From Hours to Seconds: Towards 100x Faster Quantitative Phase Imaging via Differentiable Microscopy
This addresses the speed bottleneck in QPM for applications like metabolomics and histopathology, offering a pathway to significant throughput improvements.
The paper tackles the throughput limitation in quantitative phase microscopy (QPM) by proposing a learnable optical compression-decompression framework, achieving 64x compression while maintaining SSIM of ~0.90 and PSNR of ~30 dB on cells.

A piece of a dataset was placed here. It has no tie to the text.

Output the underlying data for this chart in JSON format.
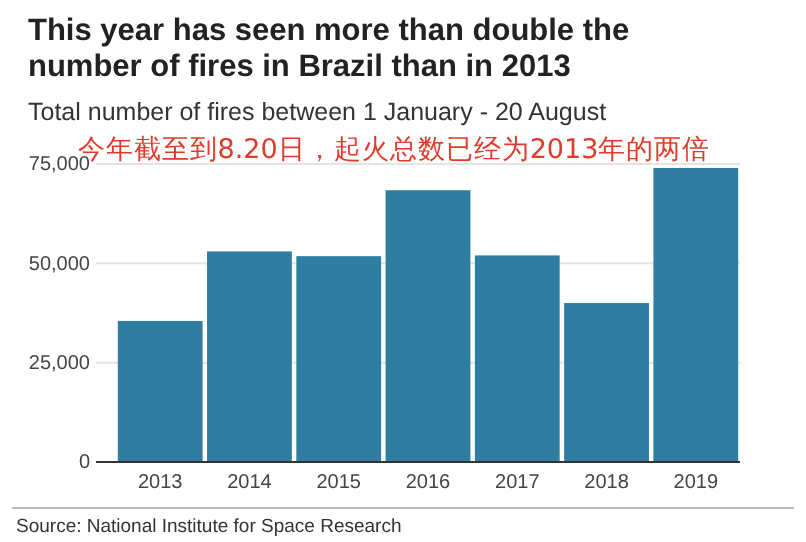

With applications ranging from metabolomics to histopathology, quantitative phase microscopy (QPM) is a powerful label-free imaging modality. Despite significant advances in fast multiplexed imaging sensors and deep-learning-based inverse solvers, the throughput of QPM is currently limited by the speed of electronic hardware. Complementarily, to improve throughput further, here we propose to acquire images in a compressed form such that more information can be transferred beyond the existing electronic hardware bottleneck. To this end, we present a learnable optical compression-decompression framework that learns content-specific features. The proposed differentiable quantitative phase microscopy ($\partial μ$) first uses learnable optical feature extractors as image compressors. The intensity representation produced by these networks is then captured by the imaging sensor. Finally, a reconstruction network running on electronic hardware decompresses the QPM images. In numerical experiments, the proposed system achieves compression of $\times$ 64 while maintaining the SSIM of $\sim 0.90$ and PSNR of $\sim 30$ dB on cells. The results demonstrated by our experiments open up a new pathway for achieving end-to-end optimized (i.e., optics and electronic) compact QPM systems that may provide unprecedented throughput improvements.